Hillary has to win this year if her storybook odyssey is to continue. Right now the contest is too close to call. There is little likelihood that Al Gore will provide the huge top-of-the-ticket LBJ coattails that ensured Kennedy's victory over Keating. But his selection of Sen. Joseph I. Lieberman as his running mate might strengthen the Jewish vote for Hillary Clinton in New York.

At least she is not a shooting-gallery target for the New York Times. The state's most influential newspaper says "she has managed to contain, if not totally defuse, the carpetbagger issue" with her line that "I may be new to the neighborhood but I'm not new to your concerns."

An endorsement is yet to come, but neither has there been a repeat of the Times' editorial lambasting of Bobby Kennedy. Sample: "Mr. Kennedy apparently needs New York, but does New York need Bobby Kennedy?"

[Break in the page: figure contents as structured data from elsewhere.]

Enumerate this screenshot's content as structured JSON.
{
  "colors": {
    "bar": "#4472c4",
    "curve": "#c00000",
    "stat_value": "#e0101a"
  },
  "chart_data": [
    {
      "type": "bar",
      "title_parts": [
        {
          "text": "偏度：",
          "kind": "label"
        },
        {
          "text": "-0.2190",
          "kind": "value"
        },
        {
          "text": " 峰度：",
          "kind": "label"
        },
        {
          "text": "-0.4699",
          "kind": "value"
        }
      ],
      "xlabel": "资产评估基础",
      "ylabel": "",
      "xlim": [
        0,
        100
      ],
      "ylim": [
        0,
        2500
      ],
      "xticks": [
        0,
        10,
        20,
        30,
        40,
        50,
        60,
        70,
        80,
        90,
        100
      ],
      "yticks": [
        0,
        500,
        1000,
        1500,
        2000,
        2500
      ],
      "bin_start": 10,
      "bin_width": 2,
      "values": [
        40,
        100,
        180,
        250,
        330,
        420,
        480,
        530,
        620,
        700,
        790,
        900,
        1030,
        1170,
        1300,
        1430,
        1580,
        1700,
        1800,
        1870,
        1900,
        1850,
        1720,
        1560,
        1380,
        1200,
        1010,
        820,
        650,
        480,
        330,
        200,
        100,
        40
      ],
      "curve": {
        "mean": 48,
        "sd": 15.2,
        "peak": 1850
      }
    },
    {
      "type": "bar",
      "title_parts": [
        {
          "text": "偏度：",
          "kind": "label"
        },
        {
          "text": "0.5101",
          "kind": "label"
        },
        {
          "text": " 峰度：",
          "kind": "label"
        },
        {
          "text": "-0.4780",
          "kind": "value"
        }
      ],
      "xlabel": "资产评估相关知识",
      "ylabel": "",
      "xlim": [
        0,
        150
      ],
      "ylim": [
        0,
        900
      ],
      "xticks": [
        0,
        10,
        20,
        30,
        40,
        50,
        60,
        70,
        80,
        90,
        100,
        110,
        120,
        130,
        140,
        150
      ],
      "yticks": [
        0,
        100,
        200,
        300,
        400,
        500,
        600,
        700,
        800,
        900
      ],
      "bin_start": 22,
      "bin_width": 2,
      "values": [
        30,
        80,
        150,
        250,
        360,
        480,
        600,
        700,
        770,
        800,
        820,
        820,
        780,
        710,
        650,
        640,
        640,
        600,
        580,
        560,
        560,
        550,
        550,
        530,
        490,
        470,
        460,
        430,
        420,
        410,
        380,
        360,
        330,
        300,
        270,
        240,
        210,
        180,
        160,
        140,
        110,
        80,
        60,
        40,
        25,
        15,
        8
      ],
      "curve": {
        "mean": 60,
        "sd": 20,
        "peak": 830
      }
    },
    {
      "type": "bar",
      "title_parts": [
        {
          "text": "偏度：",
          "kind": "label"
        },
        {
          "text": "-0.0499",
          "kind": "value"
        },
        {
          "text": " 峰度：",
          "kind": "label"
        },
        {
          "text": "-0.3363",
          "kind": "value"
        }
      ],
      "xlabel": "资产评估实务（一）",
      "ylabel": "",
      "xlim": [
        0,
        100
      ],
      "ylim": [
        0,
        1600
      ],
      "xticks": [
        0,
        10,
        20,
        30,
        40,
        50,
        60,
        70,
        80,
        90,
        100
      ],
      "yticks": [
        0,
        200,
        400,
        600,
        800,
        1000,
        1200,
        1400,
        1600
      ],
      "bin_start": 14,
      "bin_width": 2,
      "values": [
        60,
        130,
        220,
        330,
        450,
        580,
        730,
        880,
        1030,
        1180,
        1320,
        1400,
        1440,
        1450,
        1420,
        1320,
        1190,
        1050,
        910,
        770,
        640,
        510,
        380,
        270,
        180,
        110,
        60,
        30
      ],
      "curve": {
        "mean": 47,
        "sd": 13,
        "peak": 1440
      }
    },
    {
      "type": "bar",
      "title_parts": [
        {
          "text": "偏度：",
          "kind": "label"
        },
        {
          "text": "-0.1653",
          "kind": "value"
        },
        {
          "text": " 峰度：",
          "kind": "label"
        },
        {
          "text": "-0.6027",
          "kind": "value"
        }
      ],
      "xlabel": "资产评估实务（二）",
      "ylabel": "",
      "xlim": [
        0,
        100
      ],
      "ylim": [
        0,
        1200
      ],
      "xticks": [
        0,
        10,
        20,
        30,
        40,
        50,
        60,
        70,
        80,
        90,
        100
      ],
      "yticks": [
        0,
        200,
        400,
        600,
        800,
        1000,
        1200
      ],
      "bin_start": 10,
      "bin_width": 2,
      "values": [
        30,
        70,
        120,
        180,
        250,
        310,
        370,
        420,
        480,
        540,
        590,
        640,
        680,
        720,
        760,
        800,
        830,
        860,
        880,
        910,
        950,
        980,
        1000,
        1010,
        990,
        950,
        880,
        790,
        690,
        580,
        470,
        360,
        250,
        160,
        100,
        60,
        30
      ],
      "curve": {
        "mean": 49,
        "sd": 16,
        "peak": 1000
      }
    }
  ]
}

Month after month during the spring of 1964, he grieved for his murdered brother and wondered what he would do with his life to ensure that John F. Kennedy's legacy would continue. "If I could figure out some cause for me that would keep all that alive and utilize it for the country, that's what I'd do," he told friend and journalist Ben Bradlee.

Anticipating his departure as attorney general, he even volunteered to be ambassador to South Vietnam, but LBJ dared not send him to a place of danger.

Finally there was nothing left but the Senate challenge to Keating. At first, Bobby dismissed the idea: "I'd tell them [voters] right out, if you want someone who has lived in New York all his life vote for Ken Keating."

And when his younger brother Teddy, already a senator from Massachusetts, broke his back in an airplane accident in late June, he publicly proclaimed: "I wish to state that I will not be a candidate for U.S. senator from New York."

Then several developments turned the political scene topsy-turvy.

At that moment, New York was the second-most (after Kansas) Republican state in the country. The GOP held the governorship, two Senate seats, a majority of the congressional delegation, the majority in the state legislature and control of most county governments. Hungry political bosses promised RFK the Democratic nomination on a silver platter.

Another problem was Bobby himself. Despondent and unfocused, he took a trip to Berlin, where he spoke from the same spot where President Kennedy had delivered his "Ich bin ein Berliner" speech, and then went on to Poland, where ecstatic crowds greeted him. The overseas journey got his political juices flowing.

And so, ignoring all previous disclaimers, Robert Kennedy entered the lists against Keating and pushed aside home-state Democratic hopefuls as easily as Hillary Clinton was to do in the faraway year of 2000.